© New Zealand Broadcasting School 2020

New measures enforced at University of Canterbury campus accommodations

Victoria Stevens
UC library
The University of Canterbury library  Madeline Keown (Supplied)

The University of Canterbury has introduced new measures targeting first-year students who fail to access health care services.

An online tool was introduced at the start of the year to cater to a range of issues students might face in their first year of tertiary education including responsible relationships, inclusivity and socialisation. 

The induction tool allowed students to make connections with other students who lived in Campus Living Villages. 

Students were also given a 'Looking after yourself' booklet at the start of the first semester that provided information on campus security, health and wellbeing. 

Harrison Keesing, a student from the University of Canterbury, said they have support services available but not all students know about them.

"UC needs to reach out more, like informing students about their services because I haven't seen a lot about their services"

He thinks UC needs to promote their services so more students know they have options if they need help.

Keesing said they are doing what they can but there is always room to improve.

Campus Living Village (CLV), the organisation that owns some student halls, invested in new technology that supported welfare tracking and a place to store notes on incidents and follow-up engagement. 

A new alert system called Analytics for Course Engagement (ACE) was introduced at the start of this year, specifically aimed towards first-year students who needed extra support.

ACE is a monitoring system for first-year students who can view their engagement levels and compare them to other students.

A University of Canterbury Spokesperson said CLV has been actively involved in the ACE monitoring system the past year and has developed the new management system with input from UC support services. 

Students that were identified most at-risk by the ACE team, received text messages, then were passed on to college staff for a follow-up, and finally a referral to student care management.

A report released by the University of Canterbury showed that few cases advanced to the final stage.

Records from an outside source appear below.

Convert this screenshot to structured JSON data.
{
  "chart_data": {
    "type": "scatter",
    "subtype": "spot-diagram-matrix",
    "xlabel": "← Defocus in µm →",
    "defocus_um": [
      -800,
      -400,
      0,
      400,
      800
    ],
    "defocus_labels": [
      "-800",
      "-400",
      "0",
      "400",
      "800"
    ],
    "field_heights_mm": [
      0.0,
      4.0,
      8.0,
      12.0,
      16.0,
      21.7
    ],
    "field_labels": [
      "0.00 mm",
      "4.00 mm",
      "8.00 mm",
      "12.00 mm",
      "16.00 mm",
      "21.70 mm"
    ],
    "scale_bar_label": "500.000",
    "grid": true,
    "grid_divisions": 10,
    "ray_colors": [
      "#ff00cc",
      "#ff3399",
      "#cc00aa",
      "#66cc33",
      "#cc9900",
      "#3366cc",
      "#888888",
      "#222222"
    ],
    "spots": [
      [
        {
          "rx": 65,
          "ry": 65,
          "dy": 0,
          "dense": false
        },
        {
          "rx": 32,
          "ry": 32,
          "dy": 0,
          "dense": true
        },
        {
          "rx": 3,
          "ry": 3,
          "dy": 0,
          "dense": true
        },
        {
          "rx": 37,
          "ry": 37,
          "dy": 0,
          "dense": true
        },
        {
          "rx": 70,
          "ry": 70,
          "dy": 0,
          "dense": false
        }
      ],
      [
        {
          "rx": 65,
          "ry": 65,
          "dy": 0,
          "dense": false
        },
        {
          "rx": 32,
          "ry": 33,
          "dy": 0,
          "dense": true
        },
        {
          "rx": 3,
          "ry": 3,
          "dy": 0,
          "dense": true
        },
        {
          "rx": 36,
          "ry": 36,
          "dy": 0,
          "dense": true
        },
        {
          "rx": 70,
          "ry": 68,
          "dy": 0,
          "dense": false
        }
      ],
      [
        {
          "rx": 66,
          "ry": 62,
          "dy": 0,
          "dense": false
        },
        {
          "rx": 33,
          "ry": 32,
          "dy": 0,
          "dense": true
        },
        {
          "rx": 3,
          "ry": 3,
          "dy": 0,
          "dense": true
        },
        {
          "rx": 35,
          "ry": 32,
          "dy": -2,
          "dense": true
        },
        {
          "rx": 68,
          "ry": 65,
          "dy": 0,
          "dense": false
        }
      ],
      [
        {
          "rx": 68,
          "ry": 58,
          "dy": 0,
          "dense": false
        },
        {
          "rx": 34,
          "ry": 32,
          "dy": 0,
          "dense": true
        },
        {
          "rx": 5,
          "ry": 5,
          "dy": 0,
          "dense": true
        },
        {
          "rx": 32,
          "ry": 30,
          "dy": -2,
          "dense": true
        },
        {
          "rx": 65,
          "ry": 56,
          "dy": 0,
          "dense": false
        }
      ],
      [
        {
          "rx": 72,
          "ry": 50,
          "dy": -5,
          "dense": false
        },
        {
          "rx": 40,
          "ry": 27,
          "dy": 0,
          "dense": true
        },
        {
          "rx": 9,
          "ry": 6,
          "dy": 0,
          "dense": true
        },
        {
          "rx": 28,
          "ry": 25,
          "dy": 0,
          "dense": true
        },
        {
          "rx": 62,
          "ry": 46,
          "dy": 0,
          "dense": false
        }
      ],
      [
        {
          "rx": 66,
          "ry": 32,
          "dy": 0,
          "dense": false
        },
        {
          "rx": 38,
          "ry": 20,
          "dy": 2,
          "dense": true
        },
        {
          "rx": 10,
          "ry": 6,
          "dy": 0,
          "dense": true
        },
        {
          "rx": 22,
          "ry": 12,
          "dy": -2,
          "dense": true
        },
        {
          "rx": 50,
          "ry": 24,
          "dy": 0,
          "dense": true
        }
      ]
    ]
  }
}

This report was based on data up to May 27, 2020.

1010 students were identified as being disengaged, 429 received a text message first, with only 170 that needed a second message. 154 students were referred to their college staff and 20 were passed on to student care management.

Each student got personalised response plans that addressed their needs with help from the ACE team, the university and halls of residence staff.

CLV agreed to work with cleaning staff to get early signals of wellbeing issues in students, such as monitoring meals and door access.

Residential halls undertook a variety of training for new students and several residential advisors were trained and supported by UC staff.

Another student from the University of Canterbury said it was doing what it could but lockdown would've impacted it.

She said some people open up easier when talking to someone face-to-face.

"One thing several people have mentioned to me is they didn't feel like reaching out to a UC mental health team since it would've been over the phone, which I'd assume would be harder for them".

Support services and helplines are available for all students.